PaintSHOP enables the interactive design of transcriptome- and genome-scale oligonucleotide FISH experiments

Abstract

Fluorescence in situ hybridization (FISH) allows researchers to visualize the spatial position and quantity of nucleic acids in fixed samples. Recently, considerable progress has been made in developing oligonucleotide (oligo)-based FISH methods that have enabled researchers to study the three-dimensional organization of the genome at super-resolution and visualize the spatial patterns of gene expression for thousands of genes in individual cells. However, there are few existing computational tools to support the bioinformatics workflows necessary to carry out these experiments using oligo FISH probes. Here, we introduce paint server and homology optimization pipeline (PaintSHOP), an interactive platform for the design of oligo FISH experiments. PaintSHOP enables researchers to identify probes for their experimental targets efficiently, to incorporate additional necessary sequences such as primer pairs and to easily generate files documenting library design. PaintSHOP democratizes and standardizes the process of designing complex probe sets for the oligo FISH community.
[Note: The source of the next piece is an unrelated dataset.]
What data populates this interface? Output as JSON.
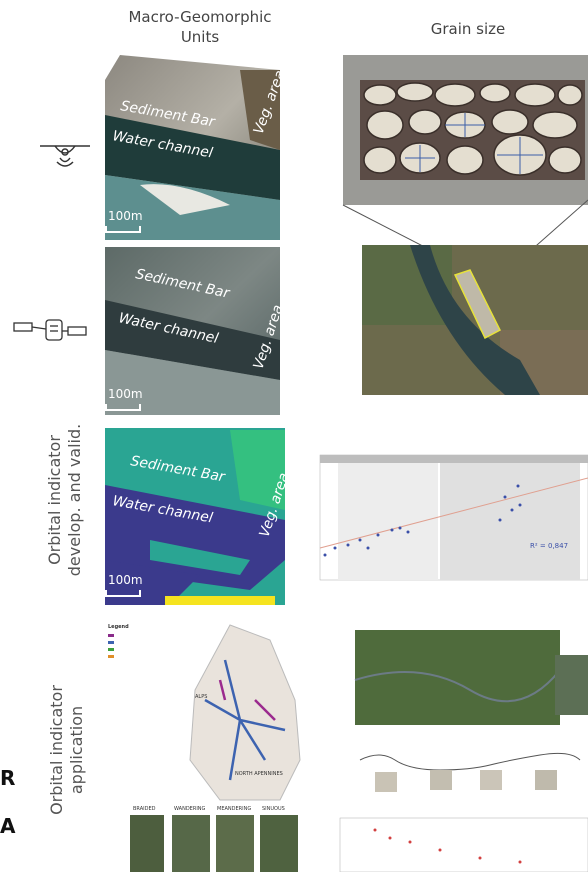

Fig. 1 |. The PaintSHOP workflow.

a, Overview of the genome-scale FISH probe collection design process. b, Overview the probe set creation functionality of the PaintSHOP web application.

Fig. 2 |. Probe counts for each human probe collection included in PaintSHOP.

a, Counts of the number of candidate probes before any downstream processing was performed. b, The number of candidates after filtering for probes with greater than 100 off-target alignments. c, The number of remaining probes with no off-target alignments. d, The number of remaining probes with between 1 and 100 off-target alignments.

Fig. 3 |. Transcriptome and genome coverage of probe collections.

a, The number of probes per RefSeq transcript annotation (”all”; green, left side of violins) or isoform-flattened RefSeq gene annotation (”iso-flat”; blue, right side of violins) in the genome-scale probe collections hosted by PaintSHOP. Annotations with >250 probes were plotted with a value of 250 to simplify presentation. b, The number of probes per 10-kilobase window in the genome-scale probe collections hosted by PaintSHOP. Each genome was split into adjacent (i.e. non-overlapping) windows. Violin plots in a, b show a kernel density estimation (blue, green) along with traditional boxplot elements: median—white dot, quartiles 2 and 3—thick black box, quartile 1 value − 1.5 * (quartile 3 value – quartile 1 value)—lower bound of black line, quartile 3 value + 1.5 * (quartile 3 value – quartile 1 value)—upper bound of black line. The minimum value of the kernel density estimation was set to 0 for display purposes. In a, annotations with >250 probes mapping to them had their value set to ‘250’ for display purposes.

Fig. 4 |. Multiplexed DNA FISH programmed by PaintSHOP.

a, Overview of 30-target human X chromosome library design. Each site is individually addressable. b, A three-color “side-by-side” pattern imaged on 46 XX human metaphase chromosome spreads. c, A three-color “repeat” pattern imaged on 46 XX human metaphase chromosome spreads. Scale bars, 5 µm (spreads) or 20 µm (fields of view). Each pattern was visualized in 3 independent samples and yielded similar results.